There will be a collective postcard installation and these will be for sale in aid of the Aberglasney restoration fund.
‘the garden is a form of autobiography’
By the Light of the Moon
Pippa Sibert –
Certain places can be familiar to us, even when we know we have never seen them before.
Such fleeting glimmers of recognition can penetrate the heart deeply, evoking what John Berger once described as ‘the gasp of home.’
Pippa Sibert’s practise explores these moments and encounters. Through painting, collage, found objects, sculptural interventions, book works and prints, she carefully weaves and part-conceals the traces of memory, of the encounters with the mundane and the beautiful, with the birdsong, plants and trees.

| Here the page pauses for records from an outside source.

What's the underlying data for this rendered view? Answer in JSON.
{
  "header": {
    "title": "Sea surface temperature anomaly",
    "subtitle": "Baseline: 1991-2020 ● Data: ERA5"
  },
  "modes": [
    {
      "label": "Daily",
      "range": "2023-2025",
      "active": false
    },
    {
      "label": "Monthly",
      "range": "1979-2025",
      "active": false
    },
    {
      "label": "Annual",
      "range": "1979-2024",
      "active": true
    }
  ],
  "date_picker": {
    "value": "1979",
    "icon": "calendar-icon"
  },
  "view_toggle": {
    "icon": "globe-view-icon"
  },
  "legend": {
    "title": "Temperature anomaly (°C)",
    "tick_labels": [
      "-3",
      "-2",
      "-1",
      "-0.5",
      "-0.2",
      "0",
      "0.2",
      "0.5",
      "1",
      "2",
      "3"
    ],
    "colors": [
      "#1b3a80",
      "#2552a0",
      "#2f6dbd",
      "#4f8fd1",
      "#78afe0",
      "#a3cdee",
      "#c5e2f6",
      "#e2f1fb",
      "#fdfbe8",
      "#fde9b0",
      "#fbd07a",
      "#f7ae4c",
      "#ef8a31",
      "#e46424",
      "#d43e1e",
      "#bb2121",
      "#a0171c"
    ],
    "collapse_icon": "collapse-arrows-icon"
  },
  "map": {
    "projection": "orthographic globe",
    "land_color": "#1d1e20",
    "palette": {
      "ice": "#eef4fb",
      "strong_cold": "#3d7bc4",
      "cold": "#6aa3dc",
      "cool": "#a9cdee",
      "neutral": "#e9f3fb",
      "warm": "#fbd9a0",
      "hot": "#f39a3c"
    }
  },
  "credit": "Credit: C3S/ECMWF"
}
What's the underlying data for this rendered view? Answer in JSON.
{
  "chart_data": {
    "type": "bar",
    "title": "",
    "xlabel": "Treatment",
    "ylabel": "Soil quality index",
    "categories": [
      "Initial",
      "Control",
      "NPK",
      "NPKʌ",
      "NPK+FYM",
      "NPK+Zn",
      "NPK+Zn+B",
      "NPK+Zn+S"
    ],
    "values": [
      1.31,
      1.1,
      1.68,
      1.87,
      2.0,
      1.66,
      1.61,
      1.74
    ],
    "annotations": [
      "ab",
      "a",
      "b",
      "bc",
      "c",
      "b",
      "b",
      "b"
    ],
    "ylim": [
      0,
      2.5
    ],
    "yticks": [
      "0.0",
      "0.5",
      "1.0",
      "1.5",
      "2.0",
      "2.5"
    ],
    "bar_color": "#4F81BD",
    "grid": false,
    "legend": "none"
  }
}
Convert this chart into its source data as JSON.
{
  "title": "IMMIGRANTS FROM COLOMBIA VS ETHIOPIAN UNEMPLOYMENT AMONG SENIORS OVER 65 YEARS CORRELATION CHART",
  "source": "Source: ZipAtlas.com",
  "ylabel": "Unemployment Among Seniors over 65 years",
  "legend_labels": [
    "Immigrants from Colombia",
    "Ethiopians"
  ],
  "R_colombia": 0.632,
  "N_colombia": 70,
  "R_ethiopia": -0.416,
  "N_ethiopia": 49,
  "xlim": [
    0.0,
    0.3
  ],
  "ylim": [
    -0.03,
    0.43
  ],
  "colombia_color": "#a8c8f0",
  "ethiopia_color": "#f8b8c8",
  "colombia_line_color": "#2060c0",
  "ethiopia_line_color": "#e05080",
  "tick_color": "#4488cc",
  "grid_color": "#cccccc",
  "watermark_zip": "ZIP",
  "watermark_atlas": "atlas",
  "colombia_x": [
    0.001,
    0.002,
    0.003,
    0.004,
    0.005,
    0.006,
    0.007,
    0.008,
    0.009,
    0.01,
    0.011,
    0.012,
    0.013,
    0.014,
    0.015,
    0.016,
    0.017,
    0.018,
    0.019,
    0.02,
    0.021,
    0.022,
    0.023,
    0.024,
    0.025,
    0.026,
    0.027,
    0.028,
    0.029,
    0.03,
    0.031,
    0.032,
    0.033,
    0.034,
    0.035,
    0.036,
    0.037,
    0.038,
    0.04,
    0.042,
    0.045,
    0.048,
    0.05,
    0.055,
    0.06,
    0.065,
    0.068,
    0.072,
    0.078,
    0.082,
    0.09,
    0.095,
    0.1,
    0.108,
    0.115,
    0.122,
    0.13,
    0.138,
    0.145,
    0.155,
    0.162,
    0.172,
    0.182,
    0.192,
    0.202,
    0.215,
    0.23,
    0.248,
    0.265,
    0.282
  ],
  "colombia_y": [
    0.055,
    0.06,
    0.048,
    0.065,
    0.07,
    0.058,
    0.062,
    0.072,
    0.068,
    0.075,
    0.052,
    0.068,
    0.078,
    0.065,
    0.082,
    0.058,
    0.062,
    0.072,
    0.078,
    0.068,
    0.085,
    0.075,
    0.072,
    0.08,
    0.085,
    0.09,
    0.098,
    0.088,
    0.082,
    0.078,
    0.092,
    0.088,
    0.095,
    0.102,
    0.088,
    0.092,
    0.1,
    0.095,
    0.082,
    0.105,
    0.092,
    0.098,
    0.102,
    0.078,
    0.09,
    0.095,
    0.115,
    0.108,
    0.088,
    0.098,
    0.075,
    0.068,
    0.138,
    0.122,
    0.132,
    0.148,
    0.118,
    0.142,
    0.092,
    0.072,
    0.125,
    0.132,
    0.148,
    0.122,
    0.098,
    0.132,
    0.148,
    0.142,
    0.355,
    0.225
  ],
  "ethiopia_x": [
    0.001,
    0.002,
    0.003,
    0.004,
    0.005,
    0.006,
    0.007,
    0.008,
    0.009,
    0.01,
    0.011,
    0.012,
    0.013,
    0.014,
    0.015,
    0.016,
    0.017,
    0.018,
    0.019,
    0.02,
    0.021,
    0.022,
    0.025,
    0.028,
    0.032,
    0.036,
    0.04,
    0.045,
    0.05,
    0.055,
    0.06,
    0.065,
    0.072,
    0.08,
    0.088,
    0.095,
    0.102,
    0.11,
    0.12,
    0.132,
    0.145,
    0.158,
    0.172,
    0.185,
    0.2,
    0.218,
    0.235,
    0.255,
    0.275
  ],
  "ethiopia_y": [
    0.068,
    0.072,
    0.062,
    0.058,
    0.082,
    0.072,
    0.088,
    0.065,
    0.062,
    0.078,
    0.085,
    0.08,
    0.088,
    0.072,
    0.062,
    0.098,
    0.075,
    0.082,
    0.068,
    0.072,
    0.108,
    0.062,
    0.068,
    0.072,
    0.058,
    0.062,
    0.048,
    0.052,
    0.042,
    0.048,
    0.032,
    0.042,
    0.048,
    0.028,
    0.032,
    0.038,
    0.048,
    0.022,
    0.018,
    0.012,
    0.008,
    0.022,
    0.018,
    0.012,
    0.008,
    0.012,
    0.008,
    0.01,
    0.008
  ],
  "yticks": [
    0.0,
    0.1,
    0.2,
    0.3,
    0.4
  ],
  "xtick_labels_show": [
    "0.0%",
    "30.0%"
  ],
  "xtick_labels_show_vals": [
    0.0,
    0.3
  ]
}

When seen as a whole, her depictions of these encounters awaken us to what the writer and philosopher John O’Donohue once called the ‘primal affection,’ the source of love.
Home and Love – these are the pillars which support and inspire Sibert’s creative enquiry. For love prompts our ability to imagine, and, when we are given the space to imagine we make a home.
When we encounter works such as ‘By the light of the moon,’ we are offered a chance to remember the source of love from another past, how it was conceived, how it was betrayed, how it was forsaken, how it was redeemed.
In the 21st Century, a predominantly humanist and rationalist perspective means that such notions are often ridiculed. But vague impressions of the presence of a universal Love still manage to arouse us. It can happen at the end of the evening, when rooks come home to roost, or early in the morning when dawn-light seeps through blinds: we remember that quieter truths exist, truths we know about in theory but perhaps have forgotten to live by in practise. Sibert’s work stirs our languid imaginations into remembering these sacred truths. The sky may be darkening, but the door still opens, the door goes on opening.